Ramaphosa has traditionally been quiet about the challenges facing the party under Zuma's leadership, even as his name has been put forward as a successor. His comments this evening, in front of a large audience and media contingent, represented a significant departure from his more diplomatic stance previously. As he spoke repeatedly about the importance of unity, many read his fiery speech as a signal that his campaign trail leading to the party's elective conference in 2017 was officially underway.
He said it would be through a united action that the ANC could collectively counter the effects of patronage.
"It is through a united action that we will be able to counter corruption and to deal with the sense of entitlement and also the unrestrained scramble for positions and resources. It is only through unity that we can defeat the virus of consumerism, individualism, and blatant greed.

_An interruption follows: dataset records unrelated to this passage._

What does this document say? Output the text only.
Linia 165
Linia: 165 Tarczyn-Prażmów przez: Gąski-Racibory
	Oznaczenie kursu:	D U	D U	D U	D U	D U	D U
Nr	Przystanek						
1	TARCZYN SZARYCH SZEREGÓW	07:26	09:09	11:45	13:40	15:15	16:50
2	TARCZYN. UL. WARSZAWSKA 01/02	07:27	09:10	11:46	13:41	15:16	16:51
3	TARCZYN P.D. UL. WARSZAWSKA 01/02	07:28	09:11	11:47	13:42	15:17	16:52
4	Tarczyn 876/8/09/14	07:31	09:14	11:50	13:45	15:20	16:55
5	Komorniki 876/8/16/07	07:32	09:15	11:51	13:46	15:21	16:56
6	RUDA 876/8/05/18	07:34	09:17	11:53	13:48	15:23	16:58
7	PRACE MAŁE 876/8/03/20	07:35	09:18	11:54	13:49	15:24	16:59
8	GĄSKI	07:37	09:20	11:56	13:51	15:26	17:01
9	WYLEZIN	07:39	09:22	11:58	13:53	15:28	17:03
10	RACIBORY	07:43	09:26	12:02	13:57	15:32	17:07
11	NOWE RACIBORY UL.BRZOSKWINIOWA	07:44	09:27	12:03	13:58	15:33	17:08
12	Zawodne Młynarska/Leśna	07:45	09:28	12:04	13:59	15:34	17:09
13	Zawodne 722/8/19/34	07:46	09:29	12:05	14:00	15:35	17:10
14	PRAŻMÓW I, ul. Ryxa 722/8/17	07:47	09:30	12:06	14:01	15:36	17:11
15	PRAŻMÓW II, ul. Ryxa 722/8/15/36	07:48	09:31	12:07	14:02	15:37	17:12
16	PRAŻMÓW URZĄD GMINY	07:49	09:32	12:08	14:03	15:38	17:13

Unity is not the same as closing ranks. Unity is not a conspiracy of silence in the face of misdeeds. Unity is not an excuse to avoid the difficult, painful questions that we need to ask ourselves," Ramaphosa said.
He called on members to work together to tackle the challenges currently facing the organization and to make a conserted effort to correct some of the deviant tendencies that have infiltrated society and the party.
He said the current moment called for unity, a renewal process was also needed.
"It calls for the renewal of the values and character of the congress led by chief Albert Luthuli, Oliver Tambo, Nelson Mandela [and] Walter Sisulu. It calls for the restoration of a culture of selflessness, a culture of sacrifice and a culture of service. It also calls for the renewal of the structures of our movement so that they may no longer serve as instruments of self-enrichment but as instruments of fundamental socio change and it also calls for the revival of the moral tenants that guide the conduct and inform the outlook of the members and leaders of our movement," he said.